Trump’s Defense Dismisses Gag Order: No Affidavits, No Case

Potashev Aleksandr /
Potashev Aleksandr /

Not a single FBI agent involved in the Mar-a-Lago raid dared to submit an affidavit or even make an argument, Trump’s attorneys pointed out. That should tell you all you need to know about the so-called evidence backing up special counsel Jack Smith’s gag order request in Trump’s classified documents case.

Former President Trump’s legal team isn’t taking this lying down. They’ve asked U.S. District Judge Aileen Cannon to reject the prosecutors’ claims, calling the gag order request a “shocking display of overreach” and “unconstitutional.” In their June 14 court filing, Trump’s attorneys argued that there’s zero evidence of threats or harassment resulting from Trump’s comments.

Let’s be clear: no FBI agent has claimed that Trump’s remarks put them at risk. Not one.

Trump’s lawyers argued that this gag order request is riddled with “ambiguities” and lacks “enforcement criteria.” More importantly, it has a “chilling effect” on free speech. This is not just a legal battle; it’s about protecting Trump’s right to speak freely, especially regarding core political speech. This echoes a similar fight in New York, where a gag order in Trump’s criminal trial was contested for infringing his First Amendment rights.

Prosecutors claim that Trump’s statements about FBI agents being armed during the August 2022 search of Mar-a-Lago would lead to threats and harassment against law enforcement. But come on, this is just a scare tactic. The FBI told The Epoch Times that their agents followed standard protocol during the search—no special orders, no departure from the norm—just business as usual.

Trump, however, has been vocal on social media and his campaign website, claiming that court filings showed FBI agents were ready for resistance from the Secret Service. Those documents included an FBI statement about the use of deadly force, adhering to the policy that it’s only used when there’s an imminent threat of death or severe injury.

Judge Cannon had already denied a similar gag order request in May. But federal prosecutors came back just days later with another request, arguing that Trump’s comments could influence potential jurors. They warned that his “deceptive and inflammatory claims” could put law enforcement professionals at risk, inviting threats and harassment, a common consequence when Trump targets individuals involved in legal proceedings against him.
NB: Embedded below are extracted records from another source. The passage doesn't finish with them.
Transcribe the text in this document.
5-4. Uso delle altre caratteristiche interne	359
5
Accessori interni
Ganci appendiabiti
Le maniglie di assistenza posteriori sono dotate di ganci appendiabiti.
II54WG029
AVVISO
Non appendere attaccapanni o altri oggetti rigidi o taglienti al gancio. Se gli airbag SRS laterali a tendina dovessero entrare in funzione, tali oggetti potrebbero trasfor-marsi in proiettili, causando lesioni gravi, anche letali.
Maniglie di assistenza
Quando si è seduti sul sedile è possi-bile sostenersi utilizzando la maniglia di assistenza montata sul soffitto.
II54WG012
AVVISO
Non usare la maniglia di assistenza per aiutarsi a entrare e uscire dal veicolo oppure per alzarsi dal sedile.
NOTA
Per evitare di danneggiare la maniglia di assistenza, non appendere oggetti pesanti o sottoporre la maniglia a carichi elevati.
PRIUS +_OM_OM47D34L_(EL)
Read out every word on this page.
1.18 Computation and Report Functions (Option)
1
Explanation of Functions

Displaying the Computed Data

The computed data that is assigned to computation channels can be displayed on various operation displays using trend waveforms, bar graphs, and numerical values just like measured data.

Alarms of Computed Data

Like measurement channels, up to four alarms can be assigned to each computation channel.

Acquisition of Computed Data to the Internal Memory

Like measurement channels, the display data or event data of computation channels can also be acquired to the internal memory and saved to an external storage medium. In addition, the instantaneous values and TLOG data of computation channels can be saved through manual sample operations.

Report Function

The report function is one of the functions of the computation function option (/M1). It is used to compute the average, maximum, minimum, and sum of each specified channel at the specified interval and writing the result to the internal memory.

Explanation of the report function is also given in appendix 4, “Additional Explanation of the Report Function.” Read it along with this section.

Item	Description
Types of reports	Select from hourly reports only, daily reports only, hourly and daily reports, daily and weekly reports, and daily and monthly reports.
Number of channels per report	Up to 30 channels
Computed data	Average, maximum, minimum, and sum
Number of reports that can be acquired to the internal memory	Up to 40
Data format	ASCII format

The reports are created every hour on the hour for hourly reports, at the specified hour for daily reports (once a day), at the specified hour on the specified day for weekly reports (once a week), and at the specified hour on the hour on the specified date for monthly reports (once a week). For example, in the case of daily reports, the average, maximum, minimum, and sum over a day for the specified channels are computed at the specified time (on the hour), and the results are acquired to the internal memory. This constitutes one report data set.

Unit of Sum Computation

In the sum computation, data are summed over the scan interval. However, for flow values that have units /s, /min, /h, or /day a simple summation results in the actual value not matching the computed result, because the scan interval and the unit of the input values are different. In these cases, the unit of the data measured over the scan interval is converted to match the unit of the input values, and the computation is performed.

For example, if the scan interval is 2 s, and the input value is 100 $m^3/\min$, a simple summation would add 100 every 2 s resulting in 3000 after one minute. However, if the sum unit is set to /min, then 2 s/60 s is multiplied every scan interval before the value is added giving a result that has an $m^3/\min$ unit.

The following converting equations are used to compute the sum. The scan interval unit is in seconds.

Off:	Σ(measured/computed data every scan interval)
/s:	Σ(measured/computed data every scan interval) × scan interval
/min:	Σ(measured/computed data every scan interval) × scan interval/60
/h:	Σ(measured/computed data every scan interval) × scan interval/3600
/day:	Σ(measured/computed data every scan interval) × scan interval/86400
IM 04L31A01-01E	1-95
In their May 31 court papers, Jay Bratt and David Harbach, working under Smith, listed a series of Trump’s posts and fundraising emails. They claimed these contained false and inflammatory allegations, including statements that federal officials were “authorized to shoot” him or were “locked & loaded.”

Interestingly, prosecutors did not push for an expedited ruling on their request. Judge Cannon has scheduled a June 24 hearing on the gag order, but there’s no set timeline for her decision.

Trump faces 40 federal counts related to the illegal retention of classified documents after leaving the White House in early 2021 and allegedly obstructing attempts to retrieve them. He has pleaded not guilty, maintaining that the charges are politically motivated to derail his 2024 presidential campaign.

Judge Cannon has postponed the trial indefinitely, with no indication of a new date. This delay only adds to the drama, keeping the spotlight on the legal maneuvers and political implications surrounding Trump’s case.

This whole ordeal reeks of political maneuvering. The gag order is just another attempt to silence Trump and sway public opinion against him. It’s about time we see through these tactics and recognize them for what they are—a desperate bid to stifle free speech and derail Trump’s bid for the White House.

As this saga continues, one thing is clear: Trump isn’t backing down. His legal team fights tooth and nail to protect his rights and expose the prosecutors’ overreach. And honestly, who can blame them? This is a fight for the principles underpinning our democracy—free speech and the rule of law. So buckle up, folks. This is far from over.